Walker’s family started the Walker Johns Childhood Cancer Foundation to help children who have cancer. It is supported by donations, including efforts by the Johns family’s friends that started while Walker was still in the hospital.
“A bunch of her friends got together and had a run/walk,” Lois Johns said. “They made quite a bit of money and decided to continue it for other children.”
Since its inception, the foundation has provided $4,500 to each of four children. The money can be used however the children want.
The foundation has a Facebook page and members are working on a website with information for families who are dealing with childhood cancer.
When Walker was a child, the school district replaced the grass on the football field with turf. At that time, they switched the Home and Visitor sides of the field. That left the existing press box on the visitor’s side. Kenny Johns, Walker’s dad and a football coach, thought a press box was needed on the Farmington side of the field.
When Walker was well, he often tagged along with his dad to football practices and games. According to his family, Walker could tell you every player’s name, number and position as the plays were run.
After Walker was diagnosed, Kenny Johns stopped coaching to take care of his son. But he didn’t forget the idea of a press box. Walker’s death inspired his family and friends to make that idea a reality.
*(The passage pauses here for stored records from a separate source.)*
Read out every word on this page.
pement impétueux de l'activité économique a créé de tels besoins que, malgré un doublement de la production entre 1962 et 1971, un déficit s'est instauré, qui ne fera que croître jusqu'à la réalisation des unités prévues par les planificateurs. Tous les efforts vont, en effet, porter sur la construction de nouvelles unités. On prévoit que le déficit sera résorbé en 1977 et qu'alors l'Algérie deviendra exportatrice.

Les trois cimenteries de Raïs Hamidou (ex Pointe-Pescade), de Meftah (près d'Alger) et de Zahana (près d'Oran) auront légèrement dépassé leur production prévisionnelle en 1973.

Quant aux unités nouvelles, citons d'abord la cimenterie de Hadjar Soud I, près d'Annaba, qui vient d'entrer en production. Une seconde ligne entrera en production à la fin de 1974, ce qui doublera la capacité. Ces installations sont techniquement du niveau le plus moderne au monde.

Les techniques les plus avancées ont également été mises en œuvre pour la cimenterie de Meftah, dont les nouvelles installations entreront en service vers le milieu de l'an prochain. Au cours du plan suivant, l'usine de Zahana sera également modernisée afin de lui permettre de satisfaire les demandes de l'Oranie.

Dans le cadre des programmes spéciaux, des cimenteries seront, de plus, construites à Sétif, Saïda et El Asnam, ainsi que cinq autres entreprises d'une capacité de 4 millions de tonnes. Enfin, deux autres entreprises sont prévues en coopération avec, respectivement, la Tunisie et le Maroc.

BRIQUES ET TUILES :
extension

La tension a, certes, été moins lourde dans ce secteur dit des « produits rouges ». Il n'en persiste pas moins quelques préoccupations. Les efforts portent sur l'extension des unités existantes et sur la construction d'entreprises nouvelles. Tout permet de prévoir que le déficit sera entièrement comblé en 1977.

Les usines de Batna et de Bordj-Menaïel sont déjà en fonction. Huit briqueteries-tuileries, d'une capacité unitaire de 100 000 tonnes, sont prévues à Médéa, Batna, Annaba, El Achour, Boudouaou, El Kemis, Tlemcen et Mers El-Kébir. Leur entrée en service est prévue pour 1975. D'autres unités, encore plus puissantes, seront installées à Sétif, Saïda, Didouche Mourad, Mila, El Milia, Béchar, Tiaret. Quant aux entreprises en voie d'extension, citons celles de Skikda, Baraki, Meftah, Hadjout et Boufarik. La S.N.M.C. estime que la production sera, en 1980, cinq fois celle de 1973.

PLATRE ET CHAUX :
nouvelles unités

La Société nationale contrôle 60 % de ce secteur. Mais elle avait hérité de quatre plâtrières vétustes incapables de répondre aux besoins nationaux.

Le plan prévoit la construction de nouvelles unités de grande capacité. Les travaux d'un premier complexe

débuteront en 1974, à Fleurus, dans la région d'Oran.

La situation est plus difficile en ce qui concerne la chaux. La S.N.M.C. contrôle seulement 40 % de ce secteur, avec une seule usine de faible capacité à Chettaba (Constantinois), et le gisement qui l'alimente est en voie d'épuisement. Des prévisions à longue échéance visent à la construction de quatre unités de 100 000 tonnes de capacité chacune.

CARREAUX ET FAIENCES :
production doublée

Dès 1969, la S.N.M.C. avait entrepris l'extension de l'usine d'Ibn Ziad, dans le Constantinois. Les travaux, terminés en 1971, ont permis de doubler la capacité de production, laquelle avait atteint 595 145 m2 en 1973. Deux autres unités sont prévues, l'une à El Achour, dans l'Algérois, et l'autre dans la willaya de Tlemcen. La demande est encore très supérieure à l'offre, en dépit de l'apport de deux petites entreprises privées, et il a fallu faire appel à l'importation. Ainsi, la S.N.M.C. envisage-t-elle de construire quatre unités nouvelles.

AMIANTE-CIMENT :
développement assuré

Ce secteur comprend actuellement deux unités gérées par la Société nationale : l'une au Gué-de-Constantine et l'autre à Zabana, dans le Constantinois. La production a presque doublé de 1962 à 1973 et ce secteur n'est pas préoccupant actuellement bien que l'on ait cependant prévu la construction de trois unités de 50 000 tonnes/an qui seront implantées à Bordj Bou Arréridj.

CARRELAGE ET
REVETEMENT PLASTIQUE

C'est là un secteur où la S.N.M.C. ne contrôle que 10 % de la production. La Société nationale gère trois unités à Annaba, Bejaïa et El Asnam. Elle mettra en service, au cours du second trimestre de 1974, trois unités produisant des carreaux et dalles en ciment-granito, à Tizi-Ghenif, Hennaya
The press box is funded through donations, not district monies. Approximately 30 area businesses contributed to the project. Once it is completed, businesses can pay to advertise on the press box. That money will go into the foundation to continue to help children, Kelly Johns said.
Head football coach Todd Vaughn said that he and the team appreciate the press box, but story behind it is more important.
“The press box is neat, but it’s the fact that everyone has come together for Walker and Kenny and Kelly and Zoe is more important,” Vaughn said. “This is Farmington: If something is important, people are going to pull together to get it done.”